What is Water Week 2026?
Water Week 2026 runs April 12-18 and brings together water professionals, utilities, and communities to advocate for clean, safe drinking water nationwide. For homeowners with private wells, especially in New Jersey and Massachusetts, it is also the right moment to test for radon and other contaminants that enter the home through groundwater, a risk most well-water homeowners have never addressed.
Every April, Water Week brings water professionals, utility leaders, and advocates to Washington to push for clean, safe water in every community. This year it runs April 12-18.
But there is a water quality issue that no policy panel addresses because it starts inside your home, underground, before water ever reaches your tap. If your home runs on a private well, this article is for you.
The risk inside the risk
Most homeowners who have tested for radon think of it as an air problem. Radon seeps up from the soil, enters through foundation cracks, and accumulates in basements.
What fewer people know: radon is highly soluble in water. Groundwater moving through uranium-bearing bedrock, the geology that underlies large parts of New Jersey and Massachusetts, absorbs radon and carries it directly into your home through your well.
Then every time you turn on a faucet, take a shower, run the dishwasher, or start the washing machine, radon gas can escape from the water and enter the air you breathe.
Fix the air problem and miss the water source. The risk stays.
What this means for New Jersey homeowners
New Jersey is one of the most radon-active states in the country. Radon gas has been found in all 21 New Jersey counties, with the highest concentrations in the western and northern parts of the state, particularly in Sussex, Warren, Hunterdon, Morris, and Somerset counties.
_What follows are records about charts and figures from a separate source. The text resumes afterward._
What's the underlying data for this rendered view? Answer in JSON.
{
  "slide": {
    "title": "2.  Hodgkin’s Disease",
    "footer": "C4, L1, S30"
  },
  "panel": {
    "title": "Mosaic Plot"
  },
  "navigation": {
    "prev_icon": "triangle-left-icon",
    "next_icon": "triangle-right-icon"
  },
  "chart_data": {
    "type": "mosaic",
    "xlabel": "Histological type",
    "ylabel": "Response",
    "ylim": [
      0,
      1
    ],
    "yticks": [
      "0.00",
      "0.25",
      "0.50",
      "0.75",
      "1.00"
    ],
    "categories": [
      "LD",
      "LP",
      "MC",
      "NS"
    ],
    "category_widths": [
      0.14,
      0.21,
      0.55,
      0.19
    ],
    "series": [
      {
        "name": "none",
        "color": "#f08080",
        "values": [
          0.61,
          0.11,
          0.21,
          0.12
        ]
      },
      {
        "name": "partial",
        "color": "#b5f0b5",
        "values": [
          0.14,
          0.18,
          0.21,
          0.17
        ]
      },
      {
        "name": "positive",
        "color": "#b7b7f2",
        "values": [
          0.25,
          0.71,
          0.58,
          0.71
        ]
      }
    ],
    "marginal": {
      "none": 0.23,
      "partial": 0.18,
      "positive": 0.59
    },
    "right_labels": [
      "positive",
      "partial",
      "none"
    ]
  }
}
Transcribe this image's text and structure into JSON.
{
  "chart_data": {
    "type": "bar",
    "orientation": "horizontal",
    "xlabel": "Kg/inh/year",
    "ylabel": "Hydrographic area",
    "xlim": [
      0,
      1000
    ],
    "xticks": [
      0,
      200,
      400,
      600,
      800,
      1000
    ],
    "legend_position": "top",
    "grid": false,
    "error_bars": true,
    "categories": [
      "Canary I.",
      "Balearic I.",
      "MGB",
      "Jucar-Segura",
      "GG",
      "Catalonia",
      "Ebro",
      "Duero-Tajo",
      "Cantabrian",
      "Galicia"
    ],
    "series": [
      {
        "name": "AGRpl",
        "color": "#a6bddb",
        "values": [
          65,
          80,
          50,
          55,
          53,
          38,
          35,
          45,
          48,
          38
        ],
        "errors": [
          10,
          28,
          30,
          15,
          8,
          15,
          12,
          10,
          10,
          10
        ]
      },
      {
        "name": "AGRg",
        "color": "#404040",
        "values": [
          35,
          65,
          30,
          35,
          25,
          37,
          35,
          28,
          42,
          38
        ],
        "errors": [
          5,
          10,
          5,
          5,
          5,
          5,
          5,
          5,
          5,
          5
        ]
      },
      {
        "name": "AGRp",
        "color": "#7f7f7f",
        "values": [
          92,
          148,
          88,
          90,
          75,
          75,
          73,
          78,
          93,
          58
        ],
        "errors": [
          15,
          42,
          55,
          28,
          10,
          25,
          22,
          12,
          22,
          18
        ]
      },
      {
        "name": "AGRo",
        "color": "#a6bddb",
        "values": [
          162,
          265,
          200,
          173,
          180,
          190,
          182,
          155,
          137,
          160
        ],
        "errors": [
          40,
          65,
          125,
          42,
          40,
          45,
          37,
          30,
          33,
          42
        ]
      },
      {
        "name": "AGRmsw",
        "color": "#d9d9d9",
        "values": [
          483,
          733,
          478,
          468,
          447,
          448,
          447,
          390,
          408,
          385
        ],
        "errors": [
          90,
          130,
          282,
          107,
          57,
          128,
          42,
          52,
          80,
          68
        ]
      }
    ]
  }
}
The bedrock geology in these areas, including the Reading Prong formation, is uranium-rich, which means private wells in these regions carry elevated radon contamination risk.
New Jersey
Why NJ well water is a radon concern
- Radon documented in all 21 counties
- Reading Prong: one of the most radon-prone geologies in the U.S.
- NJ Private Well Testing Act (PWTA) required at real estate sale
- No retesting required between sales — years can pass untested
- Northwestern NJ carries highest known well water risk
Source: NJ DEP / NJDWQI
Massachusetts
Why MA well water is a radon concern
- 1 in 4 MA homes may exceed EPA radon action level
- Bedrock wells: radon classified as a statewide concern
- 500,000+ MA residents rely on private wells
- No state requirement to test private well water
- Only 21% of MA well users tested water last year
Source: MA DPH / MassINC Polling Group 2023
New Jersey is also one of the few states with a mandatory Private Well Testing Act (PWTA), requiring standardized water testing at the point of a real estate sale. Since the law was enacted, it has identified tens of thousands of NJ wells with unsafe contaminant levels. But PWTA testing only happens at sale. If you have been in your home for years without retesting, your well has not been checked.
Well water and radon — key numbers
The risk most homeowners in NJ and Massachusetts have never tested for
Source: NJ DEP · MA Dept. of Public Health · U.S. EPA · EWG · MassINC Polling Group 2023
The two test approach
If your home is on a private well, two tests tell you most of what you need to know:
1. Radon in air — a short-term test placed in the lowest level of your home. Results in 48–96 hours. If elevated, your well water is the next thing to check. Learn about radon air testing.
2. Radon in water — a water sample sent to a certified lab. Results tell you whether radon is entering your home through your water supply and at what concentration.
Water testing can be done at any time of year. If your well has not been in regular use, flush the system for at least 20 minutes before sampling. A certified professional can walk you through the process from start to finish.
Check your home’s average radon risk by ZIP code using Protect Environmental’s National Radon Risk Search tool.
This week is the right moment
Water Week exists because clean water requires active attention not just from policymakers, but from homeowners. The water coming out of your tap deserves the same scrutiny as the air in your basement.
If your home runs on a private well in New Jersey or Massachusetts, this is the week to find out what is actually in it.